Results: Among respondents, most (71.1%) social workers surveyed held attitudes on the cultural range of the spectrum while 28.7% were on the medical range. Most rated their competence working with d/Deaf clients as mostly beginning (40%), while 35.7% indicated moderate and 16.5% advanced competence. The majority of respondents reported never to rarely working with d/Deaf clients (64.3%). We found a significant relationship between social workers attitudes to deafness and self-reported competence, [χ²(1, N=115) =8.88, p=0.003]. Additionally, more experience with d/Deaf clients was associated with higher competence [F (5, 109) =3.7, p= 0.004]. Demographic characteristics were not significantly related to attitudes or competence, with the exception of gender--women had more cultural attitudes towards deafness. Similarly, professional characteristics such as licensure, workplace, and occupation were not related to attitudes, competence or experience. Education about d/Deaf and hard of hearing clients in MSW program was, however, found to be significantly related to competence [c2 (2, N=115) = 14.2, p<0.000].

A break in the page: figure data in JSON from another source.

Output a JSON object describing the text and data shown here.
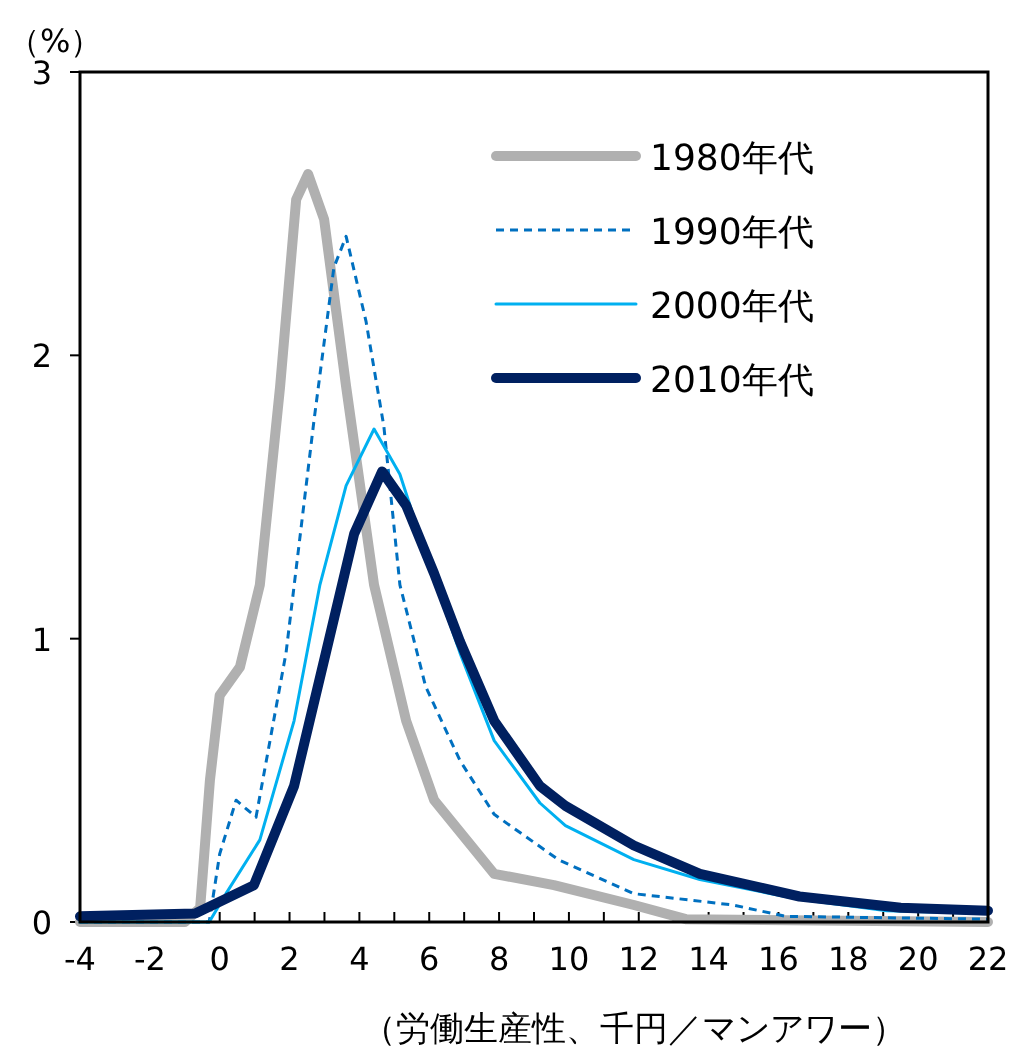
{
  "chart_data": {
    "type": "line",
    "ylabel": "（%）",
    "xlabel": "（労働生産性、千円／マンアワー）",
    "xlim": [
      -4,
      22
    ],
    "ylim": [
      0,
      3
    ],
    "xticks": [
      -4,
      {
        "value": -3,
        "label": null
      },
      -2,
      {
        "value": -1,
        "label": null
      },
      0,
      {
        "value": 1,
        "label": null
      },
      2,
      {
        "value": 3,
        "label": null
      },
      4,
      {
        "value": 5,
        "label": null
      },
      6,
      {
        "value": 7,
        "label": null
      },
      8,
      {
        "value": 9,
        "label": null
      },
      10,
      {
        "value": 11,
        "label": null
      },
      12,
      {
        "value": 13,
        "label": null
      },
      14,
      {
        "value": 15,
        "label": null
      },
      16,
      {
        "value": 17,
        "label": null
      },
      18,
      {
        "value": 19,
        "label": null
      },
      20,
      {
        "value": 21,
        "label": null
      },
      22
    ],
    "yticks": [
      0,
      1,
      2,
      3
    ],
    "legend": "top right",
    "grid": false,
    "marker": "none",
    "series": [
      {
        "name": "1980年代",
        "color": "#b0b0b0",
        "line_style": "solid",
        "x": [
          -4,
          -1,
          -0.56,
          -0.28,
          0,
          0.58,
          1.15,
          1.73,
          2.19,
          2.53,
          2.99,
          3.62,
          4.42,
          5.34,
          6.14,
          7.86,
          9.57,
          11.86,
          13.35,
          22
        ],
        "values": [
          0,
          0,
          0.05,
          0.5,
          0.8,
          0.9,
          1.19,
          1.89,
          2.55,
          2.64,
          2.48,
          1.89,
          1.19,
          0.71,
          0.43,
          0.17,
          0.13,
          0.06,
          0.01,
          0
        ]
      },
      {
        "name": "1990年代",
        "color": "#0070c0",
        "line_style": "dashed",
        "x": [
          -4,
          -0.3,
          0,
          0.47,
          1.04,
          1.9,
          2.7,
          3.27,
          3.62,
          4.19,
          4.7,
          5.16,
          5.9,
          6.88,
          7.86,
          9.7,
          11.86,
          14.7,
          16.2,
          22
        ],
        "values": [
          0,
          0,
          0.24,
          0.43,
          0.37,
          0.95,
          1.77,
          2.31,
          2.42,
          2.12,
          1.75,
          1.19,
          0.83,
          0.57,
          0.38,
          0.22,
          0.1,
          0.06,
          0.02,
          0.01
        ]
      },
      {
        "name": "2000年代",
        "color": "#00b0f0",
        "line_style": "solid",
        "x": [
          -4,
          -0.3,
          0.18,
          1.15,
          2.13,
          2.87,
          3.62,
          4.42,
          5.16,
          5.9,
          6.88,
          7.86,
          9.17,
          9.9,
          11.86,
          13.75,
          16.6,
          19.1,
          22
        ],
        "values": [
          0,
          0,
          0.1,
          0.29,
          0.71,
          1.19,
          1.54,
          1.74,
          1.58,
          1.3,
          0.95,
          0.64,
          0.42,
          0.34,
          0.22,
          0.15,
          0.08,
          0.04,
          0.03
        ]
      },
      {
        "name": "2010年代",
        "color": "#002060",
        "line_style": "solid",
        "x": [
          -4,
          -0.7,
          0.98,
          2.13,
          3.04,
          3.85,
          4.65,
          5.34,
          6.14,
          6.88,
          7.86,
          9.17,
          9.9,
          11.86,
          13.75,
          16.6,
          19.5,
          22
        ],
        "values": [
          0.02,
          0.03,
          0.13,
          0.48,
          0.95,
          1.37,
          1.59,
          1.47,
          1.23,
          0.99,
          0.71,
          0.48,
          0.41,
          0.27,
          0.17,
          0.09,
          0.05,
          0.04
        ]
      }
    ]
  }
}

Conclusions and Implications: Findings indicate that social workers who are more competent to serve d/Deaf clients have first, had experience with d/Deaf people, second, received education about d/Deaf issues, and third hold sociocultural attitudes towards deafness. This suggests that increasing education on d/Deaf community concerns during MSW programs could better equip social workers to competently serve d/Deaf people. By training social workers to be more culturally competent when working with d/Deaf clients we can begin address the higher instances of misdiagnosis, higher mortality rates, and low health literacy associated with deafness. Future research could examine the relationship between disability and competency to serve d/Deaf populations.